The method is training-free and does not modify or degrade model performance. It only requires white-box access to weight matrices. The entire computation completes within 30 seconds on a single NVIDIA 3090.

Key Experimental Results¶

Main Results (150 LLM pairs)¶

Metric	AWM	HuRef	REEF
AUC	1.0	~0.85	~0.90
pAUC (FPR<5%)	1.0	Low	Low
TPR@1%FPR	1.0	Low	Low

Robustness (60 offspring model pairs)¶

Post-training Type	AWM	HuRef	REEF
SFT	✅ (≥99.9%)	✅	✅
Continued Pre-training (5.5T tokens)	✅	❌ Fail	Partial
RL (PPO/DPO)	✅	✅	✅
Multi-modal Expansion	✅	-	Partial
Pruning	✅	❌ Fail	Partial
Upcycling	✅	-	Partial

Key Findings¶

Similarity for all offspring models is \(\geq 99.9\%\), while similarity for independent models is \(\leq 0.7\%\), showing extreme separation and zero false-positive risk.
HuRef is not robust to continued pre-training and pruning; REEF often exhibits high false-positive rates on independent model pairs.
Completes in 30 seconds (NVIDIA 3090)—orders of magnitude faster than black-box methods requiring inference.
The method remains effective for models with different layer counts (resolved via hierarchical LAP matching).

Highlights & Insights¶

Deriving fingerprints from first principles: Instead of empirical feature selection, the method systematically analyzes Transformer component constraints to derive a theoretically complete fingerprinting scheme.
Clever application of CKA: Utilizing CKA's orthogonal invariance to eliminate transformations introduced by RoPE avoids the infeasibility of recovering high-dimensional orthogonal matrices.
High practical utility: 30 seconds, single GPU, training-free, no performance loss, and zero false-positive rate—fully meeting requirements for practical deployment.

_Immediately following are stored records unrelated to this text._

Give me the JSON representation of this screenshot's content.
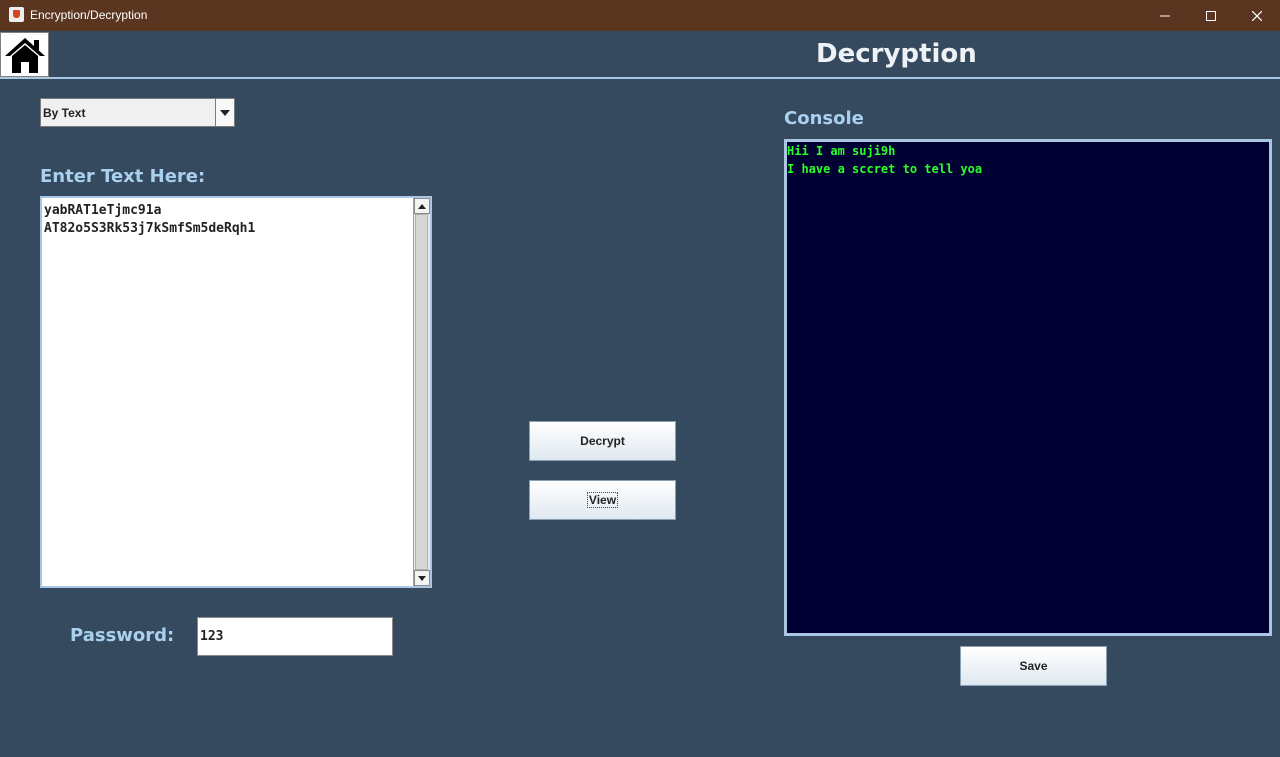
{
  "window": {
    "title": "Encryption/Decryption",
    "icon": "java-cup-icon",
    "controls": [
      "minimize-icon",
      "maximize-icon",
      "close-icon"
    ]
  },
  "header": {
    "home_icon": "home-icon",
    "title": "Decryption"
  },
  "input_panel": {
    "mode_select": {
      "value": "By Text"
    },
    "label": "Enter Text Here:",
    "text_lines": [
      "yabRAT1eTjmc91a",
      "AT82o5S3Rk53j7kSmfSm5deRqh1"
    ]
  },
  "password": {
    "label": "Password:",
    "value": "123"
  },
  "actions": {
    "decrypt_label": "Decrypt",
    "view_label": "View"
  },
  "console": {
    "label": "Console",
    "lines": [
      "Hii I am suji9h",
      "I have a sccret to tell yoa"
    ],
    "save_label": "Save"
  },
  "colors": {
    "background": "#364a5f",
    "titlebar": "#5a3620",
    "label": "#a9d1ef",
    "console_bg": "#000033",
    "console_text": "#2aff2a"
  }
}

Limitations & Future Work¶

Currently only applicable to decoder-only Transformer architectures; encoder-decoder or SSM architectures require separate analysis.
Assumes manipulations aim to keep output invariant; if an attacker accepts significant performance loss, they might bypass it.
Independent models might show low similarity, but this is the expected behavior.
Requires white-box access to weights, making it unsuitable for API-only MaaS scenarios.

vs HuRef: While HuRef also uses weight invariants, it fails against continued pre-training. AWM solves this through complete manipulation analysis and unbiased CKA.
vs REEF: REEF relies on geometric similarity in representation space but has high false-positive rates. AWM operates directly in the weight space, significantly improving separation.
vs Watermarking: Watermarking requires additional training and may harm performance, whereas AWM is a posteriori and loss-free.

Rating¶

Novelty: ⭐⭐⭐⭐⭐ The methodology of deriving fingerprints from Transformer structural constraints is highly novel.
Experimental Thoroughness: ⭐⭐⭐⭐⭐ Conducted on 150 model pairs across 6 post-training types with perfect metrics.
Writing Quality: ⭐⭐⭐⭐⭐ Rigorous theoretical derivation and comprehensive experiments.
Value: ⭐⭐⭐⭐⭐ A powerful and practical tool for LLM intellectual property protection.